Was hielten Ihre Eltern damals von Ihrer Sehnsucht, Schauspielerin zu werden?

Ich ging ja tagsüber aufs Gymnasium, abends besuchte ich eine Theaterschule und ging zum Ballett. Ich war noch ziemlich zwischen der Schauspielerei und dem Tanz hin- und hergerissen - ich tanze seit meinem vierten Lebensjahr. Meine Eltern ahnten daher früh, dass man mich nicht an einen Büroschreibtisch fesseln konnte.

In "Zerrissene Umarmungen" spielen Sie mehrere Rollen. Wie gefielen Ihnen die Verwandlungen? Mal imitieren Sie Marilyn Monroe, mal Audrey Hepburn ...

Es war toll, diesen Prozess mit Pedro durchzuspielen, als er die verschiedenen Looks für die Rolle entwickelte - es sind an die dreißig! Wir haben vier Monate lang geprobt und die meiste Zeit damit verbracht, Lenas Looks zu finden. Pedro ist sogar selbst nach Paris geflogen, um Klamotten für meine Figur zu kaufen. Er selbst war es, der die Vintage-Kleider von Pierre Cardin fand! Er lief durch die Straßen, rief mich dauernd an und erzählte mir, welches Kleid er für welche Szene gefunden hatte. Er liebt diese Details!

Haben Sie es genossen, blond zu sein?

Es geht. Eigentlich wollten wir noch mehr Szenen mit der blonden Perücke drehen, aber das hat nicht funktioniert. Wir haben im Sommer in Spanien gedreht, da war es so heiß, dass die Perücke mir förmlich vom Kopf geschmolzen ist!

Was ist besser: mit jemandem zu arbeiten, der einem so vertraut ist wie Ihnen Almodóvar, oder mit jemand Neuem, von dem man überhaupt nichts weiß?

Es ist schwierig, meine Beziehung zu Pedro mit einer anderen zu vergleichen. Ich kenne Pedro seit ich 17 Jahre alt war. Er ist nicht einfach nur je-mand, mit dem ich arbeite, er ist schon eher wie ein Familienmitglied! Wenn wir am Set sind und drehen, ist das Verhältnis aber ein anderes. Da ist er der Regisseur und ich seine Schauspielerin. Natürlich ist ein vollkommenes Vertrauen da, aber wir tratschen nicht, wir bequatschen keine privaten Dinge, wir trennen das völlig von der Arbeit. Sobald der Dreh vorbei ist, hängen wir wieder zusammen. Das ist eine Art, das Arbeitsverhältnis unabhängig von der Freundschaft zu schützen.

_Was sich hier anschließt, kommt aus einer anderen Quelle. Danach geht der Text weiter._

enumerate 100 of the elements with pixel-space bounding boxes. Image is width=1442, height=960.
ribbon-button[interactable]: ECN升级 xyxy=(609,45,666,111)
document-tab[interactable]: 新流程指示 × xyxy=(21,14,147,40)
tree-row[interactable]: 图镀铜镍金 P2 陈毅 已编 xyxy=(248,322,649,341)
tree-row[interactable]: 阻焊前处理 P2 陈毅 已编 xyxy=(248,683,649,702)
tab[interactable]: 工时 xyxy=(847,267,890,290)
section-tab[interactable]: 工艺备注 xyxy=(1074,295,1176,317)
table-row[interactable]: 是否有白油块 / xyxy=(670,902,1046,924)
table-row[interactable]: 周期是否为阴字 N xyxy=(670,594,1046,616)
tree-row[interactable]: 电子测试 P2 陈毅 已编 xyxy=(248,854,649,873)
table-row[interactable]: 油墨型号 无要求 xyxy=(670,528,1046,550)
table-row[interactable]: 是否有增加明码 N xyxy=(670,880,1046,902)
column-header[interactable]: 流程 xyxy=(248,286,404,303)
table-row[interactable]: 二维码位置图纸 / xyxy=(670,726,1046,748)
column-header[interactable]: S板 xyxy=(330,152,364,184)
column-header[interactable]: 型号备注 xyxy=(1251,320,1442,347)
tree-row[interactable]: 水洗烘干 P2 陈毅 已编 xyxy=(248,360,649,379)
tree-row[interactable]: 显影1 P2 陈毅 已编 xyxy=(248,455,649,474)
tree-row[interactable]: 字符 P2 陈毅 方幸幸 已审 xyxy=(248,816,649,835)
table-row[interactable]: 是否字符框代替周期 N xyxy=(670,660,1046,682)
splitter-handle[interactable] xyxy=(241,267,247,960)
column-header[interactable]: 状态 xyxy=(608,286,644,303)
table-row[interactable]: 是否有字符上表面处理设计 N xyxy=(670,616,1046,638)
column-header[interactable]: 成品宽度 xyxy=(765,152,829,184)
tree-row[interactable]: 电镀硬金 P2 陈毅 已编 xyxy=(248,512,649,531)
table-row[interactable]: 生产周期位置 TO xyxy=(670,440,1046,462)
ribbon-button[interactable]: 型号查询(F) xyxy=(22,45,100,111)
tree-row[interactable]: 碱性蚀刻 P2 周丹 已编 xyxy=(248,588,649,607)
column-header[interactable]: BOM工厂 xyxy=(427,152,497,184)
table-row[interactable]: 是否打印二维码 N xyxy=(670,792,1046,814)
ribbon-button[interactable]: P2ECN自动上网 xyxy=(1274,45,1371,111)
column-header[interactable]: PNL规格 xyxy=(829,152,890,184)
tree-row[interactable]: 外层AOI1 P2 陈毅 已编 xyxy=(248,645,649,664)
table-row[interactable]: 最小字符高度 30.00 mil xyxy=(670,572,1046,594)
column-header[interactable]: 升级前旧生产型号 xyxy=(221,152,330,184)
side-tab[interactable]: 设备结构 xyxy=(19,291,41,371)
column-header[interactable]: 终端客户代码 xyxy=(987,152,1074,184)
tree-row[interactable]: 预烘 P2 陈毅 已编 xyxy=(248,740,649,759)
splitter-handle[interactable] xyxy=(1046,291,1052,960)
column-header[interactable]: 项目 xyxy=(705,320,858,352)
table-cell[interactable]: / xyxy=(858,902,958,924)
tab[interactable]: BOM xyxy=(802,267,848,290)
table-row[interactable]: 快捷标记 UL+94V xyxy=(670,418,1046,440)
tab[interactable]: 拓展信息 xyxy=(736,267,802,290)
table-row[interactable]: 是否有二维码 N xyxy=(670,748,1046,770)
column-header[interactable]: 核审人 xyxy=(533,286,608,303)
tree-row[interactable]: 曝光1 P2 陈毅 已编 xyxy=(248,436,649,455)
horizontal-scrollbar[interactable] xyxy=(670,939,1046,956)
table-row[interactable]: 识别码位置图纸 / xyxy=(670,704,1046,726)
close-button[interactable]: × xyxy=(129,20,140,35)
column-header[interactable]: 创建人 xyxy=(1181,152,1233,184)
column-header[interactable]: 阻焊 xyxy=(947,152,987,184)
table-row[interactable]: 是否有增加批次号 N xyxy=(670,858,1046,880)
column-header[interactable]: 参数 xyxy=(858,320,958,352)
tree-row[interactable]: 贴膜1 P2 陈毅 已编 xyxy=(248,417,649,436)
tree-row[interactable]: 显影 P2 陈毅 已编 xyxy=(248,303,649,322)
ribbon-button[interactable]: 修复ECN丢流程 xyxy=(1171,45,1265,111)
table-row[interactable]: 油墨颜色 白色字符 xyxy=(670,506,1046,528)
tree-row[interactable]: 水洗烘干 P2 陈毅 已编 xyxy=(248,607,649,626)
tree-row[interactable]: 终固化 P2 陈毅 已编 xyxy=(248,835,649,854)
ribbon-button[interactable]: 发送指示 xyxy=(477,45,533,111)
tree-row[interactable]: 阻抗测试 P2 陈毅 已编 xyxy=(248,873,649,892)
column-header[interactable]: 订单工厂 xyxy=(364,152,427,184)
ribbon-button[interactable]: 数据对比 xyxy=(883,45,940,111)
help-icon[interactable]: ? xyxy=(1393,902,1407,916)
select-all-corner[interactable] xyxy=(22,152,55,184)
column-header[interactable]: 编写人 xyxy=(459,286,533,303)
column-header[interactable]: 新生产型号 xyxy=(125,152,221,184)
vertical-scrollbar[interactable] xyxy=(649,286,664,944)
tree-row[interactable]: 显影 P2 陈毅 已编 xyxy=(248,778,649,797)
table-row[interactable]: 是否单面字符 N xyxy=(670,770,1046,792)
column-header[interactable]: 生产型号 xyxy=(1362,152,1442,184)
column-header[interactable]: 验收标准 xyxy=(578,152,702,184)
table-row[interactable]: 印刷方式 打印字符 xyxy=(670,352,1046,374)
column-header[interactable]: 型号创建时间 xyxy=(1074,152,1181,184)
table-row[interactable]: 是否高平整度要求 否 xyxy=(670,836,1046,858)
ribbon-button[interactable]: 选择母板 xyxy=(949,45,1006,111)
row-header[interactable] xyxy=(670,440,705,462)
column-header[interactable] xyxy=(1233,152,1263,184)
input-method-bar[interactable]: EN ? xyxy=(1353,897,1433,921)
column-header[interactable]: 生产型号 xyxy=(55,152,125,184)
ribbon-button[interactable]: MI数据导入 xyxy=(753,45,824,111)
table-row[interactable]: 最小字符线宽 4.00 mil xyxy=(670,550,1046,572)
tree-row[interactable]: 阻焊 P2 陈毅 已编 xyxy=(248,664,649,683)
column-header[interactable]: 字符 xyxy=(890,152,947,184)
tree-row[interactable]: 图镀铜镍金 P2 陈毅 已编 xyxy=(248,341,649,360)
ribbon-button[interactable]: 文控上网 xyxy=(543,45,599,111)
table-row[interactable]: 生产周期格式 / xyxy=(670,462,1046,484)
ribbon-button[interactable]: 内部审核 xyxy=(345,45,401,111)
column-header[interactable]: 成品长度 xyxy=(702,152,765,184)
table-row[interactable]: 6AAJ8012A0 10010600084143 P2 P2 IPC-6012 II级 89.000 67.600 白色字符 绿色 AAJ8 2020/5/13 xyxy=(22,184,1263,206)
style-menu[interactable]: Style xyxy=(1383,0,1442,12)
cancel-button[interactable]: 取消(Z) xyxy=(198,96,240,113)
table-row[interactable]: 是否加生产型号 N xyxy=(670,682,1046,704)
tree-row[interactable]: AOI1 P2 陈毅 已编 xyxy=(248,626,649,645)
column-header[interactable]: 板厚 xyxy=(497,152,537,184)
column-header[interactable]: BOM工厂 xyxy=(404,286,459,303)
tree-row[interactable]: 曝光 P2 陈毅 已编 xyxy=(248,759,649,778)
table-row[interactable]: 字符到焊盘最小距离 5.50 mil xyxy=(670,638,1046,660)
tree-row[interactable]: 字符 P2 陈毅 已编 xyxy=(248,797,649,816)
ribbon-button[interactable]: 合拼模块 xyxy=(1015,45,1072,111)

Gibt es Parallelen zwischen großen Regisseuren, zum Beispiel zwischen Almodóvar und Woody Allen?

Eine Gemeinsamkeit fällt mir sofort ein: Wenn man Zeit mit Menschen wie Woody oder Pedro verbringt, ist man total fasziniert. Alles, was sie sagen oder tun, haut dich komplett um! Sie sind immer unberechenbar, man weiß nie, was als Nächstes aus ihrem Mund rauskommt. Es ist ein sehr großes Privileg, Zeit mit diesen beiden verbringen zu dürfen.

Ein weiteres Mammutprojekt startet im Herbst: "Nine", frei nach Fellinis "8 1/2" ...

Ich wollte schon immer ein Musical machen! Und dieses Projekt, von Drehbuch über Regisseur Rob Howard bis hin zu den Kollegen, war einfach perfekt. Es ist wirklich ein Glückstreffer, wenn man so etwas findet. Viermal musste ich für diesen Film vorsprechen, bis ich die Zusage bekam. Ich lag gerade auf dem Massagetisch, als dann die endgültige Zusage kam. Ich habe vor Freude so laut geschrien, dass die Masseurin dachte, ich sei verrückt geworden.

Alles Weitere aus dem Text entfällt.